Monday 29 April 2013

Huge Optimism built up before RBI takes a shot on interest rate


Earnings, Growth in last quarter is still in single digit, which is worrying factor. However decline in Crude & Gold are good macro positive which would limit downside. Market currently trading at 16x which is expensive, without any catalyst playing in its favour. We don’t expect rate cut by RBI on its economic review May 3rd. Even if it happens may excite market for temporary rally to fall back & settle around Nifty 5600 levels. Commodities – Gold & Silver in particular - to cool their heels for some more time.
Debt Funds going forward would be safest haven to park fund as it will be delivering around 10% Tax Free Returns on year on year basis. Just ensure which funds suits your criterion before going for same.

Friday 26 April 2013

What to expect from 2013-14


If demand contraction (as we have seen last quarter data) is anything to go by – resultant we have supply constraint which leads to lower inflation creating scope for lower interest regime. Correction in commodity & real estate market prices soon to be factored in prices. Decline in Gold import and lower inflation (on account of demand contraction) has given elbow room to manage CAD (Current Account Deficit) more efficiently. Being FII’s inflow at its best - going forward lot will depend how FDI nos. (in-flows) will be unfolding with all possible innitiative taken by the govt.

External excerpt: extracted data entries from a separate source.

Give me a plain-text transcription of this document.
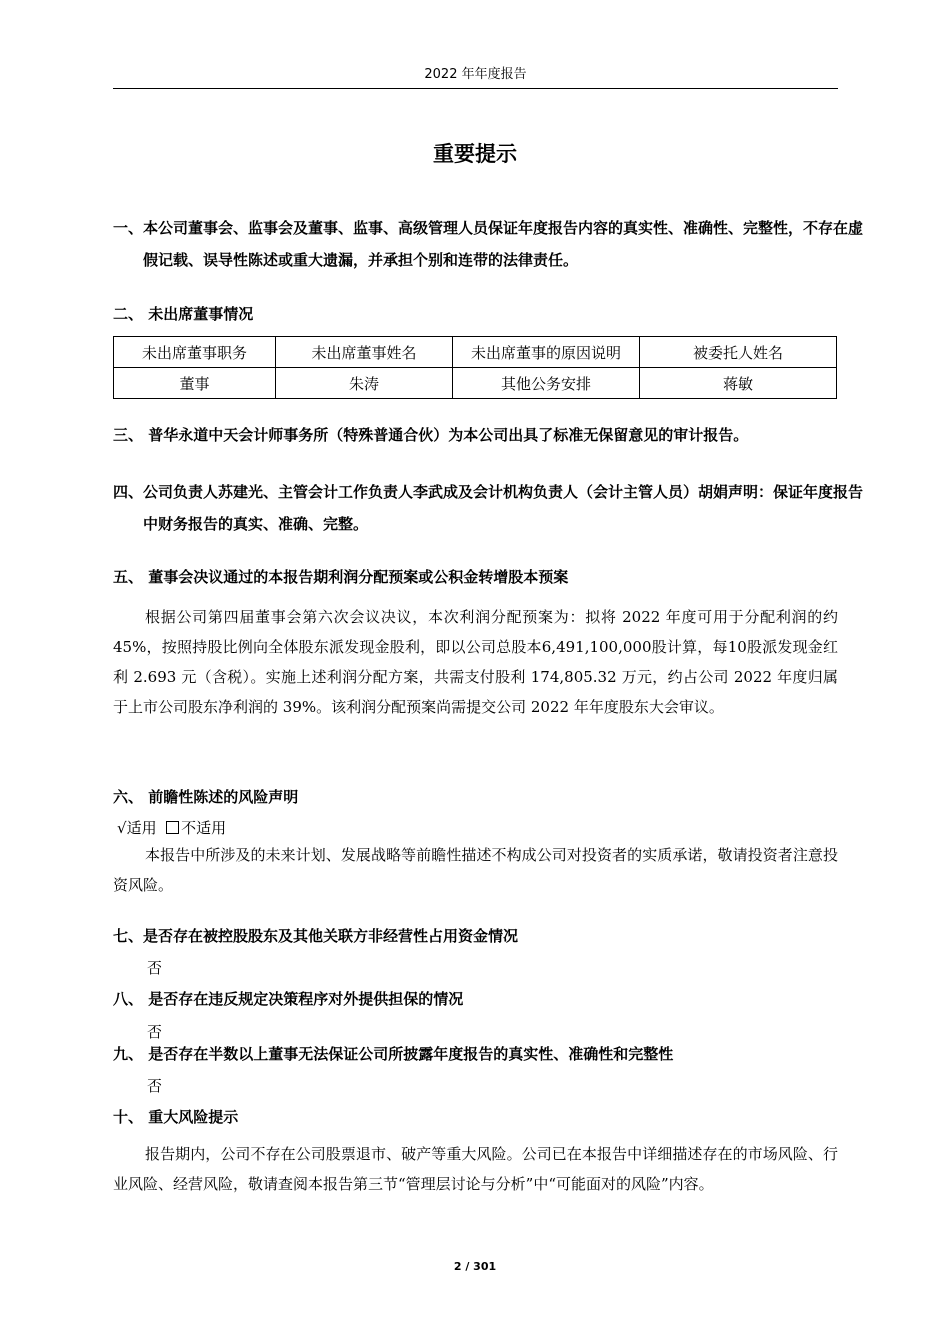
2022 年年度报告
重要提示

一、本公司董事会、监事会及董事、监事、高级管理人员保证年度报告内容的真实性、准确性、完整性，不存在虚假记载、误导性陈述或重大遗漏，并承担个别和连带的法律责任。

二、 未出席董事情况

未出席董事职务	未出席董事姓名	未出席董事的原因说明	被委托人姓名
董事	朱涛	其他公务安排	蒋敏

三、 普华永道中天会计师事务所（特殊普通合伙）为本公司出具了标准无保留意见的审计报告。

四、公司负责人苏建光、主管会计工作负责人李武成及会计机构负责人（会计主管人员）胡娟声明：保证年度报告中财务报告的真实、准确、完整。

五、 董事会决议通过的本报告期利润分配预案或公积金转增股本预案

根据公司第四届董事会第六次会议决议，本次利润分配预案为：拟将 2022 年度可用于分配利润的约45%，按照持股比例向全体股东派发现金股利，即以公司总股本6,491,100,000股计算，每10股派发现金红利 2.693 元（含税）。实施上述利润分配方案，共需支付股利 174,805.32 万元，约占公司 2022 年度归属于上市公司股东净利润的 39%。该利润分配预案尚需提交公司 2022 年年度股东大会审议。

六、 前瞻性陈述的风险声明

√适用 不适用

本报告中所涉及的未来计划、发展战略等前瞻性描述不构成公司对投资者的实质承诺，敬请投资者注意投资风险。

七、是否存在被控股股东及其他关联方非经营性占用资金情况

否

八、 是否存在违反规定决策程序对外提供担保的情况

否

九、 是否存在半数以上董事无法保证公司所披露年度报告的真实性、准确性和完整性

否

十、 重大风险提示

报告期内，公司不存在公司股票退市、破产等重大风险。公司已在本报告中详细描述存在的市场风险、行业风险、经营风险，敬请查阅本报告第三节“管理层讨论与分析”中“可能面对的风险”内容。

2 / 301
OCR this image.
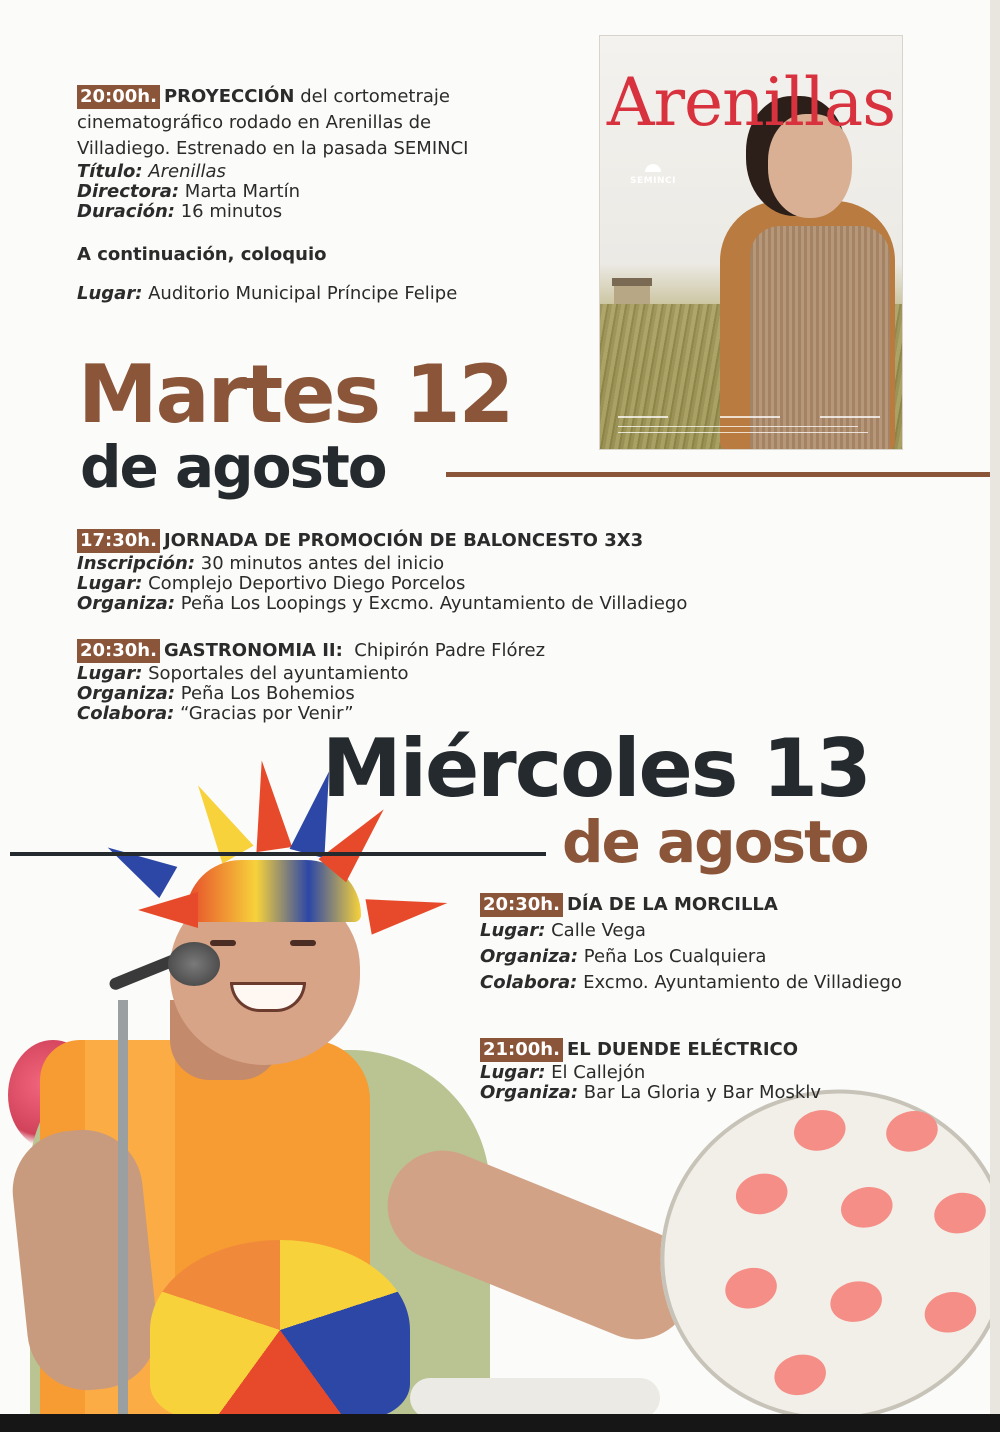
20:00h. PROYECCIÓN del cortometraje

cinematográfico rodado en Arenillas de

Villadiego. Estrenado en la pasada SEMINCI

Título: Arenillas
Directora: Marta Martín
Duración: 16 minutos

A continuación, coloquio

Lugar: Auditorio Municipal Príncipe Felipe

Arenillas
SEMINCI
Martes 12
de agosto
17:30h. JORNADA DE PROMOCIÓN DE BALONCESTO 3X3
Inscripción: 30 minutos antes del inicio
Lugar: Complejo Deportivo Diego Porcelos
Organiza: Peña Los Loopings y Excmo. Ayuntamiento de Villadiego
20:30h. GASTRONOMIA II:  Chipirón Padre Flórez
Lugar: Soportales del ayuntamiento
Organiza: Peña Los Bohemios
Colabora: “Gracias por Venir”
Miércoles 13
de agosto
20:30h. DÍA DE LA MORCILLA
Lugar: Calle Vega
Organiza: Peña Los Cualquiera
Colabora: Excmo. Ayuntamiento de Villadiego
21:00h. EL DUENDE ELÉCTRICO
Lugar: El Callejón
Organiza: Bar La Gloria y Bar Mosklv
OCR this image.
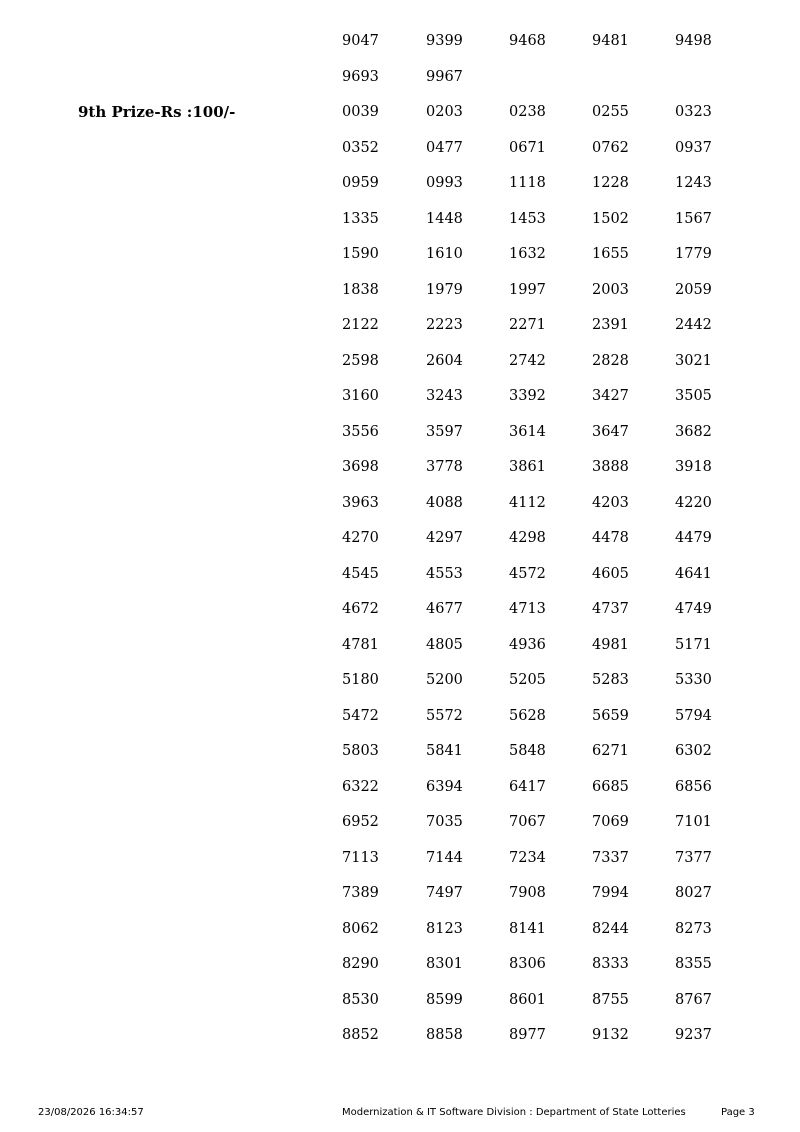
9047	9399	9468	9481	9498
9693	9967
9th Prize-Rs :100/-	0039	0203	0238	0255	0323
0352	0477	0671	0762	0937
0959	0993	1118	1228	1243
1335	1448	1453	1502	1567
1590	1610	1632	1655	1779
1838	1979	1997	2003	2059
2122	2223	2271	2391	2442
2598	2604	2742	2828	3021
3160	3243	3392	3427	3505
3556	3597	3614	3647	3682
3698	3778	3861	3888	3918
3963	4088	4112	4203	4220
4270	4297	4298	4478	4479
4545	4553	4572	4605	4641
4672	4677	4713	4737	4749
4781	4805	4936	4981	5171
5180	5200	5205	5283	5330
5472	5572	5628	5659	5794
5803	5841	5848	6271	6302
6322	6394	6417	6685	6856
6952	7035	7067	7069	7101
7113	7144	7234	7337	7377
7389	7497	7908	7994	8027
8062	8123	8141	8244	8273
8290	8301	8306	8333	8355
8530	8599	8601	8755	8767
8852	8858	8977	9132	9237
23/08/2026 16:34:57	Modernization & IT Software Division : Department of State Lotteries	Page 3
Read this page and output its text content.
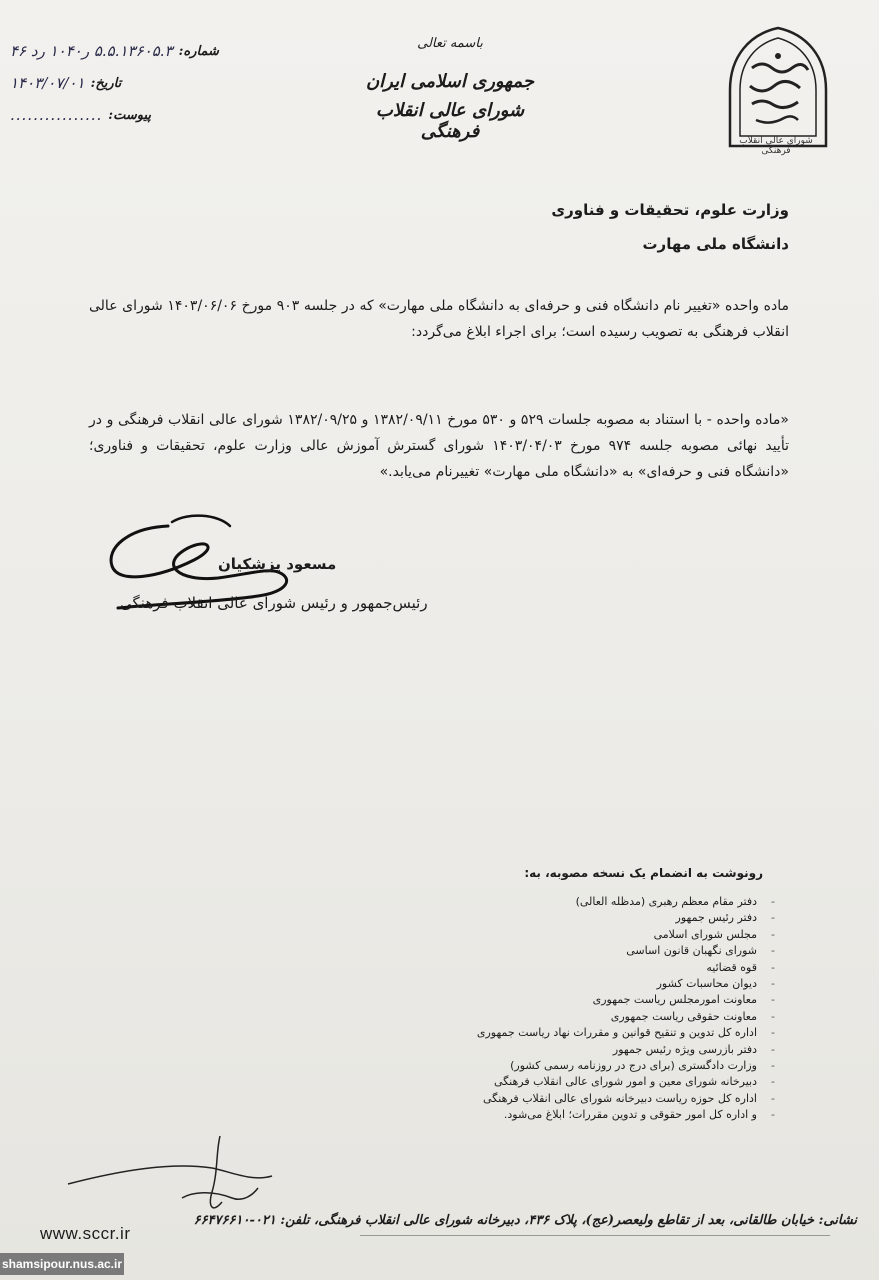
شورای عالی انقلاب فرهنگی
باسمه تعالی
جمهوری اسلامی ایران
شورای عالی انقلاب فرهنگی
شماره:
۵.۵.۱۳۶۰۵.۳ ر۱۰۴۰ رد ۴۶
تاریخ:
۱۴۰۳/۰۷/۰۱
پیوست:
................
وزارت علوم، تحقیقات و فناوری
دانشگاه ملی مهارت
ماده واحده «تغییر نام دانشگاه فنی و حرفه‌ای به دانشگاه ملی مهارت» که در جلسه ۹۰۳ مورخ ۱۴۰۳/۰۶/۰۶ شورای عالی انقلاب فرهنگی به تصویب رسیده است؛ برای اجراء ابلاغ می‌گردد:
«ماده واحده - با استناد به مصوبه جلسات ۵۲۹ و ۵۳۰ مورخ ۱۳۸۲/۰۹/۱۱ و ۱۳۸۲/۰۹/۲۵ شورای عالی انقلاب فرهنگی و در تأیید نهائی مصوبه جلسه ۹۷۴ مورخ ۱۴۰۳/۰۴/۰۳ شورای گسترش آموزش عالی وزارت علوم، تحقیقات و فناوری؛ «دانشگاه فنی و حرفه‌ای» به «دانشگاه ملی مهارت» تغییرنام می‌یابد.»
مسعود پزشکیان
رئیس‌جمهور و رئیس شورای عالی انقلاب فرهنگی
رونوشت به انضمام یک نسخه مصوبه، به:
دفتر مقام معظم رهبری (مدظله العالی) -
دفتر رئیس جمهور -
مجلس شورای اسلامی -
شورای نگهبان قانون اساسی -
قوه قضائیه -
دیوان محاسبات کشور -
معاونت امورمجلس ریاست جمهوری -
معاونت حقوقی ریاست جمهوری -
اداره کل تدوین و تنقیح قوانین و مقررات نهاد ریاست جمهوری -
دفتر بازرسی ویژه رئیس جمهور -
وزارت دادگستری (برای درج در روزنامه رسمی کشور) -
دبیرخانه شورای معین و امور شورای عالی انقلاب فرهنگی -
اداره کل حوزه ریاست دبیرخانه شورای عالی انقلاب فرهنگی -
و اداره کل امور حقوقی و تدوین مقررات؛ ابلاغ می‌شود. -
نشانی: خیابان طالقانی، بعد از تقاطع ولیعصر(عج)، پلاک ۴۳۶، دبیرخانه شورای عالی انقلاب فرهنگی، تلفن: ۰۲۱-۶۶۴۷۶۶۱۰
www.sccr.ir
shamsipour.nus.ac.ir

Usually May month is not good for the equity market… having said that equity market should be range-bound with upward biased in current election year.

Debt is one market where one can be assured of  9%-10%TAX FREE RETURNS(equally safe as bank deposit)- which is more than what anyone can ask for………. SO ITS HIGH TIME WE SHOULD REPLACE OUR BANKS TRADITIONAL FIXED DEPOSIT SCHEMES WITH SAID FUNDS.